In late July 2024, Treaty Negotiations Minister Paul Goldsmith announced that the Sixth National Government would disregard a 2023 New Zealand Court of Appeal ruling that lowered the threshold for proving Māori customary marine title claims under the Marine and Coastal Area (Takutai Moana) Act 2011. Goldsmith announce that the Government would amend section 58 of the Act to require marine title claimants to prove they had continual exclusive use and ownership of the area since 1840. This proposed law change was part of National's coalition agreement with the New Zealand First party.
This announcement preceded a meeting between Goldsmith, Oceans Fisheries Minister Shane Jones and seafood industry leaders in May 2024 to discuss industry concerns about Māori customary marine titles and claims.

In late August 2024, the Waitangi Tribunal commenced an urgent inquiry into the Government's plans to change the law to tighten the threshold for Māori customary marine title claims. The hearing was heard by Maori Land Court Judge Miharo Armstrong along with Tribunal members Ron Crosby and Pou Temara. On the first day, Treaty of Waitangi lawyer Tom Bennion criticised the Government for its perceived "two-faced" approach towards Māori and seeking to undermine Māori customary marine claims. Northland iwi (tribe) Ngātiwai chairperson Aperahama Kerepeti-Edwards criticised the National Government for not consulting with Māori over customary rights. On the second day, the Tribunal heard testimony from Te Arawhiti (Office for Māori Crown Relations) deputy secretary Tui Marsh, who had attended the 21 May meeting between cabinet ministers and seafood industry representatives.

On 13 September 2024, the Waitangi Tribunal released its initial report into the proposed changes to the legislation. The Tribunal found that the Government had ignored official advice, failed to consult with Māori and breached several principles including active protection and good governance. In October 2024, the Attorney-General Judith Collins appealed the Court of Appeal's 2023 decision to lower the threshold for proving Māori customary foreshore and seabed claims to the Supreme Court of New Zealand. On 2 December, the Supreme Court upheld the Attorney-General's appeal, ruling that the lower court had erred in its approach to interpreting the threshold within the framework of the Marine and Coastal Area (Takutai Moana) Act 2011.
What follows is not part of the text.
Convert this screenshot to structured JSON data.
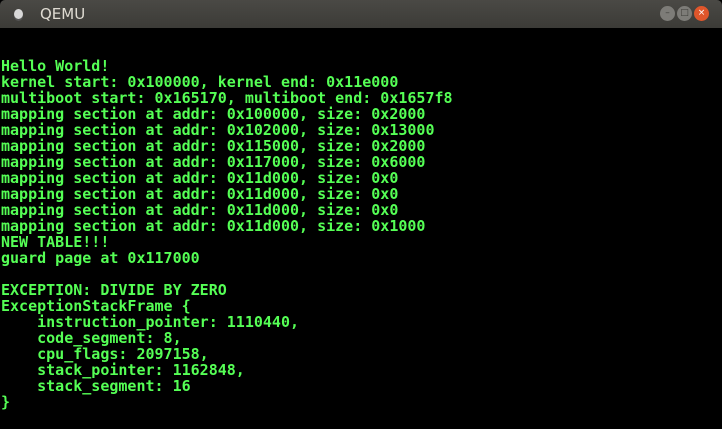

On 24 September 2024, the Government's Marine and Coastal Area (Takutai Moana) (Customary Marine Title) Amendment Bill passed its first reading on 24 September 2024 and was referred to the justice select committee. Despite dissent from the Labour and Green parties, the committee recommended that the bill proceed through the legislative process on 3 December 2024. On 22 October 2025, the MACA amendment bill passed its third reading, becoming law. The bill was supported by the governing National, ACT and New Zealand First parties but was opposed by the opposition Labour, Green parties and Te Pāti Māori, which vowed to repeal the legislation if they formed the next government.